Stand-alone patch management products include the following:

• PatchLink Update: This agent-based product is one of the few that cover other platforms (IBM AIX, Linux, Novell Netware and so on) as well as Microsoft. The product consistently gets good reviews, though the installation and management of the agents may be somewhat cumbersome, especially in a multiplatform environment.

• BigFix Enterprise Suite: BigFix is targeted at larger enterprises, and it achieves its scalability with an agent-based approach and features designed to streamline patch deployment across a large network. But BigFix appears to be considerably more expensive than the alternatives.

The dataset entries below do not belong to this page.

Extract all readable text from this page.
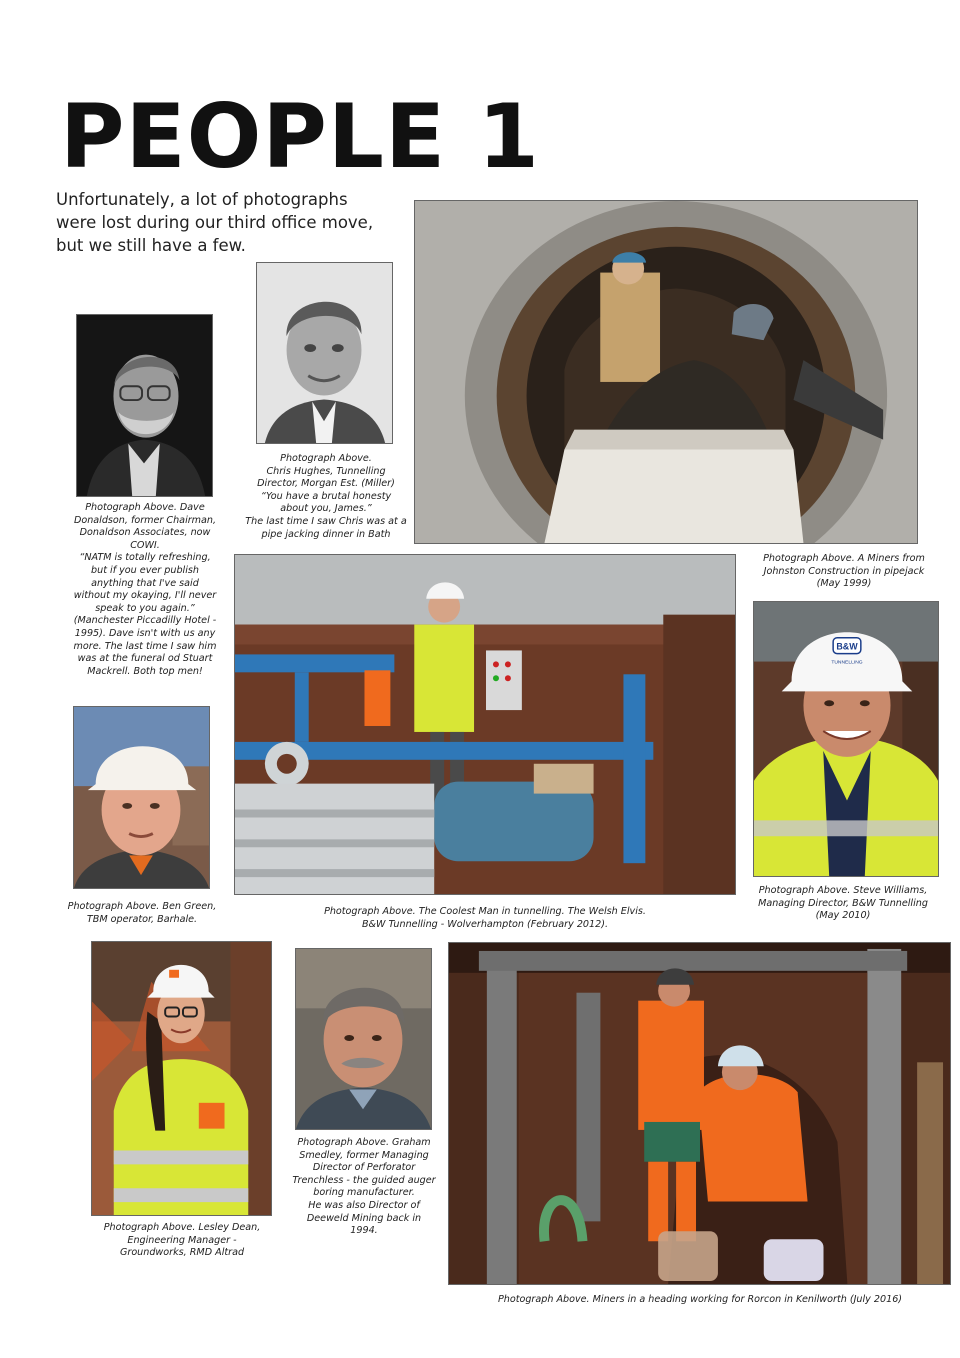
PEOPLE 1
Unfortunately, a lot of photographs were lost during our third office move, but we still have a few.
Photograph Above. Dave
Donaldson, former Chairman,
Donaldson Associates, now
COWI.
“NATM is totally refreshing,
but if you ever publish
anything that I've said
without my okaying, I'll never
speak to you again.”
(Manchester Piccadilly Hotel -
1995). Dave isn't with us any
more. The last time I saw him
was at the funeral od Stuart
Mackrell. Both top men!
Photograph Above.
Chris Hughes, Tunnelling
Director, Morgan Est. (Miller)
“You have a brutal honesty
about you, James.”
The last time I saw Chris was at a
pipe jacking dinner in Bath
Photograph Above. A Miners from
Johnston Construction in pipejack
(May 1999)
Photograph Above. Ben Green,
TBM operator, Barhale.
Photograph Above. The Coolest Man in tunnelling. The Welsh Elvis.
B&W Tunnelling - Wolverhampton (February 2012).
B&W
TUNNELLING
Photograph Above. Steve Williams,
Managing Director, B&W Tunnelling
(May 2010)
Photograph Above. Lesley Dean,
Engineering Manager -
Groundworks, RMD Altrad
Photograph Above. Graham
Smedley, former Managing
Director of Perforator
Trenchless - the guided auger
boring manufacturer.
He was also Director of
Deeweld Mining back in
1994.
Photograph Above. Miners in a heading working for Rorcon in Kenilworth (July 2016)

• St. Bernard Software UpdateExpert: This product is unique in that the latest version (6.1) comes with an optional agent, allowing customers to use agents on some systems and agentless management on others.

• Shavlik HFNetChk Pro: An enterprise version of the product that Microsoft offers at no cost, deploying this scanning-based product is quick and easy, and it gets high marks for its integration with Microsoft applications.

• Gravity Storm Service Pack Manager 2000: This is another scanning-based product that is easy to install, but while its scanning engine is highly rated, its reporting capabilities get less favorable reviews.

• Ecora Patch Manager: Though this product can be purchased as a standalone product, Ecora also offers more general configuration management tools. Like PatchLink Update, this product can manage multiple platforms, but it does not deploy an agent.

Another configuration management vendor that has developed a patch management module is ConfigureSoft, but its Secure Update Manager is not a standalone product, and it does not yet handle non-Microsoft systems. Forrester is also beginning to see the addition of patch management capabilities by systems management vendors like Altiris and LANDesk, and even personal firewall vendors expanding to policy enforcement.